The best of these ultrasound vets or techs work in conjunction with specialists to arrive at a diagnosis. Their services tend also to be priced at $200-$500 per area, depending on the quality of their equipment and the degree of their specialist assistance and their expertise.
Then there are the generalist practitioners who take an interest in ultrasound, possess the appropriate equipment, and offer more than the basic reproductive examination most of us can manage given any sort of functioning ultrasound machine.
Some of these practitioners are good at ultrasounds—very good. They have good equipment, sometimes great equipment. Most have taken advanced coursework in ultrasonography. The very best of these will even forward their findings to specialists (usually a radiologist) to interpret these images for them. They usually charge anywhere from $100-$400 per cavity depending on the quality of their equipment, degree of proficiency and utilization of a specialist for interpretation.
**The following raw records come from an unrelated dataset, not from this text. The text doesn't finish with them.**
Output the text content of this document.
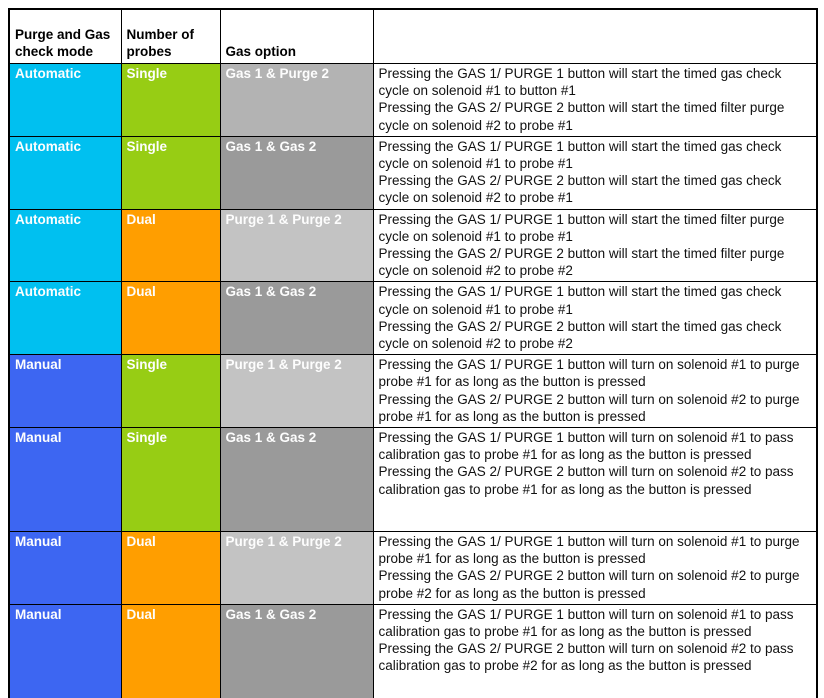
Purge and Gas check mode	Number of probes	Gas option	
Automatic	Single	Gas 1 & Purge 2	Pressing the GAS 1/ PURGE 1 button will start the timed gas check cycle on solenoid #1 to button #1
Pressing the GAS 2/ PURGE 2 button will start the timed filter purge cycle on solenoid #2 to probe #1

Automatic	Single	Gas 1 & Gas 2	Pressing the GAS 1/ PURGE 1 button will start the timed gas check cycle on solenoid #1 to probe #1
Pressing the GAS 2/ PURGE 2 button will start the timed gas check cycle on solenoid #2 to probe #1

Automatic	Dual	Purge 1 & Purge 2	Pressing the GAS 1/ PURGE 1 button will start the timed filter purge cycle on solenoid #1 to probe #1
Pressing the GAS 2/ PURGE 2 button will start the timed filter purge cycle on solenoid #2 to probe #2

Automatic	Dual	Gas 1 & Gas 2	Pressing the GAS 1/ PURGE 1 button will start the timed gas check cycle on solenoid #1 to probe #1
Pressing the GAS 2/ PURGE 2 button will start the timed gas check cycle on solenoid #2 to probe #2

Manual	Single	Purge 1 & Purge 2	Pressing the GAS 1/ PURGE 1 button will turn on solenoid #1 to purge probe #1 for as long as the button is pressed
Pressing the GAS 2/ PURGE 2 button will turn on solenoid #2 to purge probe #1 for as long as the button is pressed

Manual	Single	Gas 1 & Gas 2	Pressing the GAS 1/ PURGE 1 button will turn on solenoid #1 to pass calibration gas to probe #1 for as long as the button is pressed
Pressing the GAS 2/ PURGE 2 button will turn on solenoid #2 to pass calibration gas to probe #1 for as long as the button is pressed

Manual	Dual	Purge 1 & Purge 2	Pressing the GAS 1/ PURGE 1 button will turn on solenoid #1 to purge probe #1 for as long as the button is pressed
Pressing the GAS 2/ PURGE 2 button will turn on solenoid #2 to purge probe #2 for as long as the button is pressed

Manual	Dual	Gas 1 & Gas 2	Pressing the GAS 1/ PURGE 1 button will turn on solenoid #1 to pass calibration gas to probe #1 for as long as the button is pressed
Pressing the GAS 2/ PURGE 2 button will turn on solenoid #2 to pass calibration gas to probe #2 for as long as the button is pressed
Then there are the hacks—vets who have access to a machine and presume to know what they’re looking at but really have little expertise. They’re also often willing to charge you over $200 just to turn on the ultrasound machine—in spite of their inexperience. All the others are worth their fees; these are the ones you need to look out for. So ask the basic questions:
1-Do you have specialized training in ultrasound techniques?
2-What kind of ultrasound machine do you have (a laptop with a USB probe is usually worth a lot less than a modern, free-standing machine)?
3-Do you have a board-certified specialist interpreting these results?
This tends to help you decide whether your money’s best spent here or at the specialty hospital, where you know your ultrasound will be evaluated by someone with a higher degree of training in this arena.
Ultrasounds can be priceless if they help you avoid surgery and arrive at a diagnosis. They’re also immensely valuable when they tell you what’s NOT there, even if they can’t help you reach a definitive conclusion. But neither of these goals is reliably achievable unless you have the right provider using the right equipment. Consider this as you make your decision on your pet’s next ultrasound-invoking healthcare crisis.